C’è però anche un aspetto su cui la ricostruzione su The Holocene si discosta da quella del Museo di Bolzano: secondo Pilø e gli altri Ötzi non sarebbe morto nel punto in cui poi fu ritrovato, ma il suo corpo sarebbe stato trasportato nella conca dall’acqua di fusione della neve e del ghiaccio su cui morì.
«Secondo noi è improbabile perché diversi oggetti sembra che siano stati depositati nella conca dall’uomo stesso», ha detto Putzer: «Soprattutto il suo arco che era appoggiato a una roccia in posizione verticale: è impossibile secondo noi che le acque dello scioglimento del ghiaccio abbiano trasportato l’arco fino alla posizione in cui è stato ritrovato migliaia di anni dopo. Questo non è spiegabile. La mummia stessa inoltre pesa 15 chili: per trasportare 15 chili ce ne vuole di acqua».

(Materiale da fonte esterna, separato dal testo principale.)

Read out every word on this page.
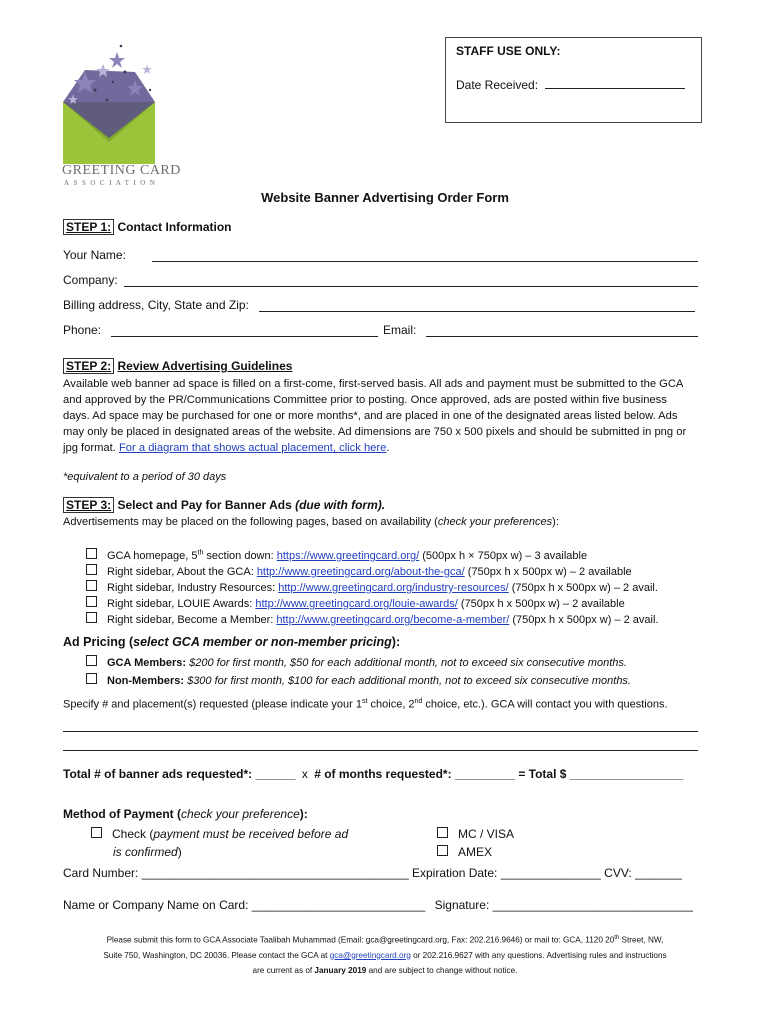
STAFF USE ONLY:
Date Received:
GREETING CARD
ASSOCIATION
Website Banner Advertising Order Form
STEP 1: Contact Information
Your Name:
Company:
Billing address, City, State and Zip:
Phone:	Email:
STEP 2: Review Advertising Guidelines
Available web banner ad space is filled on a first-come, first-served basis. All ads and payment must be submitted to the GCA
and approved by the PR/Communications Committee prior to posting. Once approved, ads are posted within five business
days. Ad space may be purchased for one or more months*, and are placed in one of the designated areas listed below. Ads
may only be placed in designated areas of the website. Ad dimensions are 750 x 500 pixels and should be submitted in png or
jpg format. For a diagram that shows actual placement, click here.
*equivalent to a period of 30 days
STEP 3: Select and Pay for Banner Ads (due with form).
Advertisements may be placed on the following pages, based on availability (check your preferences):
GCA homepage, 5th section down: https://www.greetingcard.org/ (500px h × 750px w) – 3 available
Right sidebar, About the GCA: http://www.greetingcard.org/about-the-gca/ (750px h x 500px w) – 2 available
Right sidebar, Industry Resources: http://www.greetingcard.org/industry-resources/ (750px h x 500px w) – 2 avail.
Right sidebar, LOUIE Awards: http://www.greetingcard.org/louie-awards/ (750px h x 500px w) – 2 available
Right sidebar, Become a Member: http://www.greetingcard.org/become-a-member/ (750px h x 500px w) – 2 avail.
Ad Pricing (select GCA member or non-member pricing):
GCA Members: $200 for first month, $50 for each additional month, not to exceed six consecutive months.
Non-Members: $300 for first month, $100 for each additional month, not to exceed six consecutive months.
Specify # and placement(s) requested (please indicate your 1st choice, 2nd choice, etc.). GCA will contact you with questions.
Total # of banner ads requested*: ______ x # of months requested*: _________ = Total $ _________________
Method of Payment (check your preference):
Check (payment must be received before ad
is confirmed)
MC / VISA
AMEX
Card Number: ________________________________________ Expiration Date: _______________ CVV: _______
Name or Company Name on Card: __________________________ Signature: ______________________________
Please submit this form to GCA Associate Taalibah Muhammad (Email: gca@greetingcard.org, Fax: 202.216.9646) or mail to: GCA, 1120 20th Street, NW,
Suite 750, Washington, DC 20036. Please contact the GCA at gca@greetingcard.org or 202.216.9627 with any questions. Advertising rules and instructions
are current as of January 2019 and are subject to change without notice.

Le ricerche sulla mummia comunque sono ancora in corso. In particolare stanno proseguendo le analisi genetiche, rese sempre più approfondite grazie al continuo progresso in questo campo. Al Museo di Bolzano inoltre hanno intenzioni di fare nuove datazioni al radiocarbonio e di dendrocronologia per ricostruire ancora meglio la storia di Ötzi. «E la Sovrintendenza continua a sorvegliare la zona del ritrovamento e altri passi alpini in cui il ghiaccio si sta sciogliendo», ha concluso Putzer: «Magari spunterà anche un’altra mummia, anche se secondo me è poco probabile».